Rob Shaw, director of operations and assurance, said: “When people go to GP surgeries, pharmacies or NHS clinics, we provide a number of services that are widely used across the NHS.
“Because the NHS is reliant on them, we have got to make sure they are always available.”
The organisation works with private sector organisations who provide systems to manage them and ensure they work efficiently.
“This has a direct impact on enabling patient care and treatment,” he added.
In addition, HSCIC has also recently developed a national programme which enables different systems to communicate with each other.

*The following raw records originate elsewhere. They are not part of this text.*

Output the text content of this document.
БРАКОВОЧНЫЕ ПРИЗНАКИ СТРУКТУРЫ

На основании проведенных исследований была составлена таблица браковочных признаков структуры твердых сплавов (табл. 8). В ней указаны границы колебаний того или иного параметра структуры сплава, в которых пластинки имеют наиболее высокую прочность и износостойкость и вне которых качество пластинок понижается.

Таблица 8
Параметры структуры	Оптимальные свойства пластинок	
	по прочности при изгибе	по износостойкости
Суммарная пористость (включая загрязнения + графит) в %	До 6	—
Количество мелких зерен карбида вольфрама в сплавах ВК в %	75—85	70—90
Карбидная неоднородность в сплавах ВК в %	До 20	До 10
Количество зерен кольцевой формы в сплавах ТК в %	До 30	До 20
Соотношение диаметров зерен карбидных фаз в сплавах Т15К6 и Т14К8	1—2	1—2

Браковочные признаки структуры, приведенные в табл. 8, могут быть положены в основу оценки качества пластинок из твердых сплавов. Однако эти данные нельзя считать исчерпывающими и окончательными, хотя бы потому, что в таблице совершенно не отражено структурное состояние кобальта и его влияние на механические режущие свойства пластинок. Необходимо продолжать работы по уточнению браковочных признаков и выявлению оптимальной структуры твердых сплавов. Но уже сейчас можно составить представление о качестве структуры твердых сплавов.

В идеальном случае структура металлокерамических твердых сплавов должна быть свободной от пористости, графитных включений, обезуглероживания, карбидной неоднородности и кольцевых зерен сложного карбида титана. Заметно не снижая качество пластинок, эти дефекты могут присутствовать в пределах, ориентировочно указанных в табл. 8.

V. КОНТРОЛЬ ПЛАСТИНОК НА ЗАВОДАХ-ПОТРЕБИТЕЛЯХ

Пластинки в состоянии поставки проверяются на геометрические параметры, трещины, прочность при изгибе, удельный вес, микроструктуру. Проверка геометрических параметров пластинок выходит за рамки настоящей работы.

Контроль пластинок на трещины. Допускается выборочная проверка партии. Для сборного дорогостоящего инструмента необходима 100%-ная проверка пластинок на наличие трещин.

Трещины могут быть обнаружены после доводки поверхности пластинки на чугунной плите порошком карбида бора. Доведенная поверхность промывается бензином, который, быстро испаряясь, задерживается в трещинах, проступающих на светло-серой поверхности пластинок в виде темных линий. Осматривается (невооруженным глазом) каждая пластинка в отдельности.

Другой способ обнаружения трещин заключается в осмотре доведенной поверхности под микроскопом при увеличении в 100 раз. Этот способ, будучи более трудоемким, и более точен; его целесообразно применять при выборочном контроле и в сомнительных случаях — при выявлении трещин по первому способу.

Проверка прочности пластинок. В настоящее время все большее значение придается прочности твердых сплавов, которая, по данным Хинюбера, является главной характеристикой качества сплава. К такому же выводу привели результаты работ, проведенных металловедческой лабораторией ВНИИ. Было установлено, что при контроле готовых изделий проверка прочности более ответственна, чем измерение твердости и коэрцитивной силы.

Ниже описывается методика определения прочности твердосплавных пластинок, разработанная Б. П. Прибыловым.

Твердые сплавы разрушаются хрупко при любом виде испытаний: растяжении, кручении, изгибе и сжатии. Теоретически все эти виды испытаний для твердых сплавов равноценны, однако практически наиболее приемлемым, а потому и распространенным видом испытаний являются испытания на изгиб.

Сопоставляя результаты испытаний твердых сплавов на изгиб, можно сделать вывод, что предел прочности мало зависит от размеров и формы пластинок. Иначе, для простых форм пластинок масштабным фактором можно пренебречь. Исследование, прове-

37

The National Spine handles a staggering amount of data, holding over 500m records and documents and 6bn messages every year.
“That’s the type of service we are developing in-house,” Rob added.
Their work is also changing focus to encompass wellbeing and the prevention of ill-health, in line with the general moves within the NHS as it adapts to meet the demands of an aging population.
This will include looking at the use of digital technologies such as apps and wearable technologies.
The role of HSCIC, Rob says, is only set to get bigger and in light of that, they are keen to let people working in a variety of fields that there may be opportunities for them with the organisation.
“We do the data work, system delivery, then we have got the standard back office functions.
“We are an organisation which is expanding in terms of being asked to take on more and we are really keen to get people in who will add value to our organisation.”
* Jobs at the HSCIC are advertised via www.jobs.nhs.uk
In December 2013, there were 19 hospital admissions in West Yorkshire due to slips, trips and stumbles on ice and snow, 55 for exposure to the cold and seven for frostbite.
Four admissions were because of patients taking too much cold medication and traditional Christmas activities proved dangerous.
There were over 90 admissions for injuries caused by hot food or drink and 28 for having contact with plants, thorns, spines or sharp leaves.